The summer after her freshman year, she took some courses at Cornell, and transferred to what was then Buffalo State Teachers' College. (The University of Buffalo was private then and had not yet become part of SUNY, and there was a separate state school just for teachers.) She majored in Home Economics.



She put herself through school by working as what we'd now call an au pair, living with dentist's family in Buffalo. She graduated in 1950.


That fall, she started teaching, and just taught home economics for one year. She and Bob married in August of 1951. Bob had started school at Cornell before the war and had finished up his degree in Agricultural Engineering in 1948 once the war was over. I believe he served in the European theater, I think with General Patton's tank corps.







Once they married, they moved into the big house on the farm that Bob had just bought. I remember when they first moved in that the place was a disaster. It had been lived in by some bachelor hired men, and was a real mess.

Milli arrived about 11 months after the wedding, and the boys arrived at regular intervals after that. Connie was pretty busy being a mother and helping to keep the books for the farm and keep Bob and the hired men fed. When Grant, the fifth and youngest, was about three, our mother, who had retired, came to the farm to help out, and Connie went back to teaching, this time teaching art. She didn't have the proper credentials, but she took classes at RIT in Rochester at night and got the certification she needed.


Outside of the farm and the kids and teaching, she was a force to be reckoned with. She sang in the choir at church, and got lots of laughs as a member of a ridiculous vocal group called "The Lee Sisters." They were Ug-lee, Ghast-lee, and Beast-lee. The accompanist was Marian Dud-lee.

I remember the first time I saw them perform. I was home from college and went to a fireman's show at the school, with local talent doing silly things (it was a replacement for the politically incorrect minstrel shows that they had done for many years). I had no idea that they even had a group, much less that they were coming on stage. Out came three women in fright wigs and strange makeup, singing songs about being pregnant and about udder supports for cows. They were hilarious. They sang at events all over the county, much like my high school trio had done -- farm bureau banquets and the like.

Apparently she sang in high school and I think was in her senior play. Of course, I wasn't around, so I only have memories from long ago of things I heard as a child. She played a little piano, although not as much as mom and I did. She played cornet in the high school band, too, I think.


Connie was very active in the county Farm Bureau. She was also instrumental in getting zoning laws for the Town -- they hadn't existed before. She pretty much steamrolled that into happening.

I don't know how she managed it all, trying to raise five kids and being so involved in the community. Somehow, she managed, despite the frustrations of not being able to be perfect at everything. She was not the greatest housekeeper (it runs in the family -- my house is always a disaster, too -- but she had five kids; I have no excuse). She would, like me, start projects that somehow didn't always get finished, and there were always too many books around (same here).
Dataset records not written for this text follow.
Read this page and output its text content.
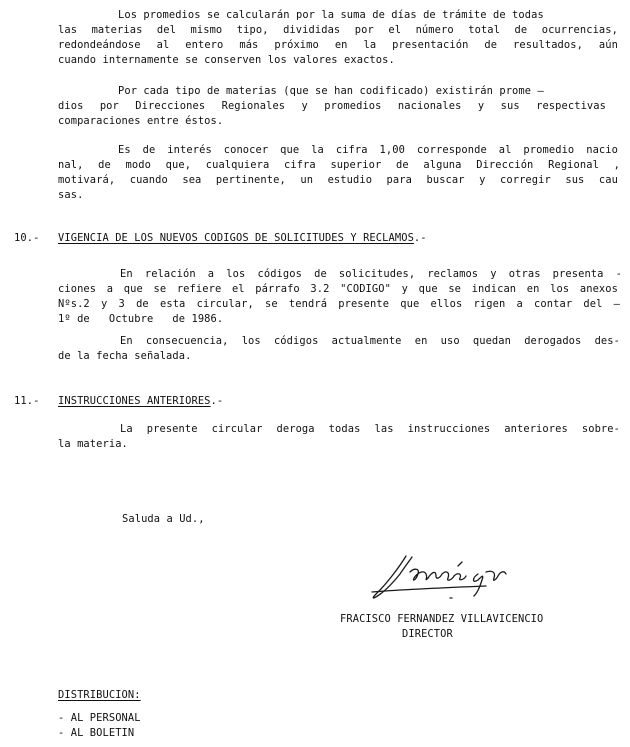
Los promedios se calcularán por la suma de días de trámite de todas
las materias del mismo tipo, divididas por el número total de ocurrencias,
redondeándose al entero más próximo en la presentación de resultados, aún
cuando internamente se conserven los valores exactos.
Por cada tipo de materias (que se han codificado) existirán prome —
dios por Direcciones Regionales y promedios nacionales y sus respectivas
comparaciones entre éstos.
Es de interés conocer que la cifra 1,00 corresponde al promedio nacio
nal, de modo que, cualquiera cifra superior de alguna Dirección Regional ,
motivará, cuando sea pertinente, un estudio para buscar y corregir sus cau
sas.
10.- VIGENCIA DE LOS NUEVOS CODIGOS DE SOLICITUDES Y RECLAMOS.-
En relación a los códigos de solicitudes, reclamos y otras presenta -
ciones a que se refiere el párrafo 3.2 "CODIGO" y que se indican en los anexos
Nºs.2 y 3 de esta circular, se tendrá presente que ellos rigen a contar del —
1º de   Octubre   de 1986.
En consecuencia, los códigos actualmente en uso quedan derogados des-
de la fecha señalada.
11.- INSTRUCCIONES ANTERIORES.-
La presente circular deroga todas las instrucciones anteriores sobre-
la materia.
Saluda a Ud.,
FRACISCO FERNANDEZ VILLAVICENCIO
DIRECTOR
DISTRIBUCION:
- AL PERSONAL
- AL BOLETIN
She also had the family photography and gadget bug -- with good cameras being proud possessions. I think that, had she lived, she would have been as crazy about computer technology and the assorted related gadgets as I am. We both inherited that from our father's side of the family -- the more gadgets the better.
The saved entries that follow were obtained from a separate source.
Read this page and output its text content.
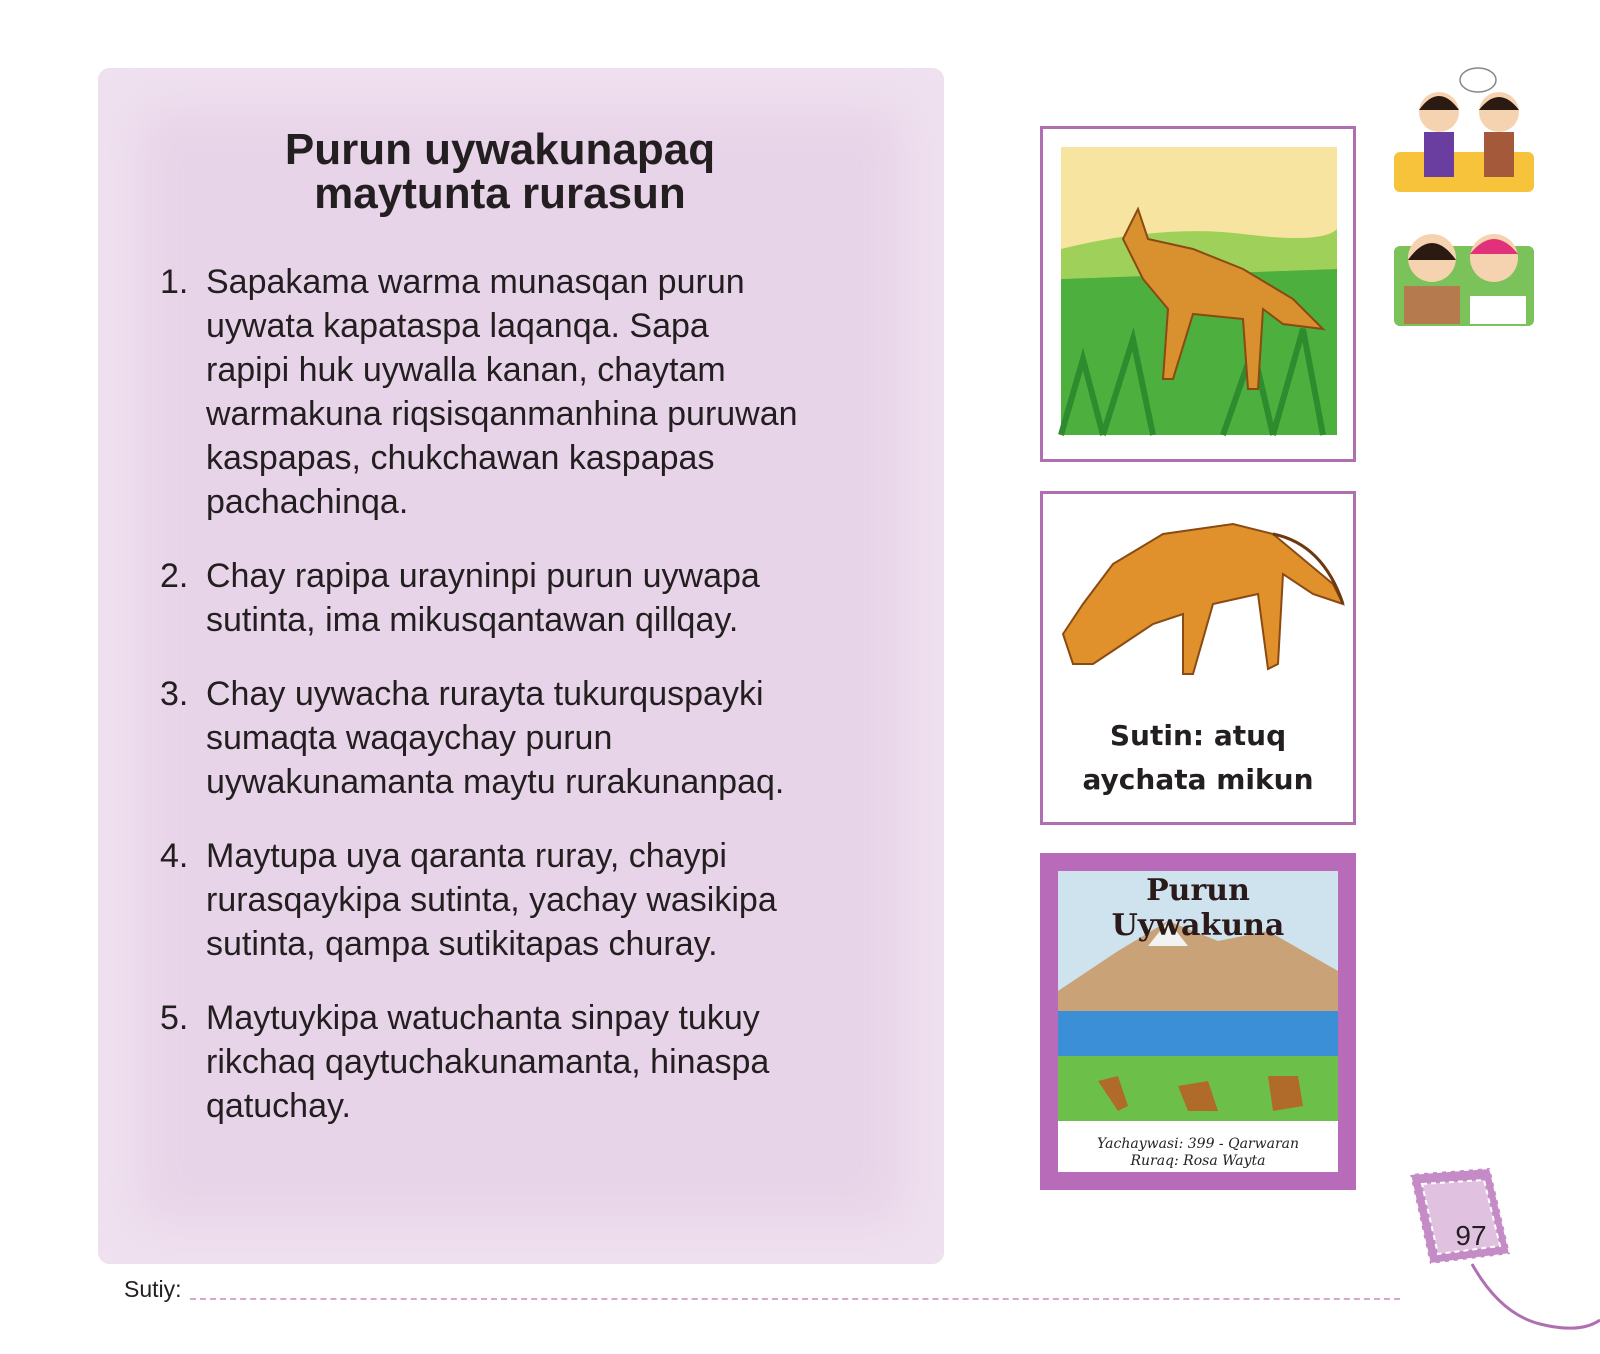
Purun uywakunapaq
maytunta rurasun
1. Sapakama warma munasqan purun
uywata kapataspa laqanqa. Sapa
rapipi huk uywalla kanan, chaytam
warmakuna riqsisqanmanhina puruwan
kaspapas, chukchawan kaspapas
pachachinqa.
2. Chay rapipa urayninpi purun uywapa
sutinta, ima mikusqantawan qillqay.
3. Chay uywacha rurayta tukurquspayki
sumaqta waqaychay purun
uywakunamanta maytu rurakunanpaq.
4. Maytupa uya qaranta ruray, chaypi
rurasqaykipa sutinta, yachay wasikipa
sutinta, qampa sutikitapas churay.
5. Maytuykipa watuchanta sinpay tukuy
rikchaq qaytuchakunamanta, hinaspa
qatuchay.
Sutin: atuq
aychata mikun
Purun Uywakuna
Yachaywasi: 399 - Qarwaran
Ruraq: Rosa Wayta
Sutiy:
97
She was a great cook (so was our mother). She also had some health-food obsessions. I used to hate eating breakfast at her house, because I was forced to drink mass quantities of brewer's yeast in a tall glass of orange juice. I still gag at the memory of how awful it was.

I think that she decided (like me) that an interesting life, raising your children well, improving your mind, pursuing your bliss and surrounding yourself with worthwhile people were more important that a clean house and a tidy life.

Before she died, she said something that I've tried to keep as my mantra. "This isn't fair. But nobody said life was fair. As I look back on my life, I can say that I loved every single minute of it." I want to be able to say that when my time comes.

She lived life to the fullest. She was a fascinating woman with an excellent mind, many talents and unlimited energies. She produced five fabulous children from the happiest marriage I've ever seen. I am proud to be her sister.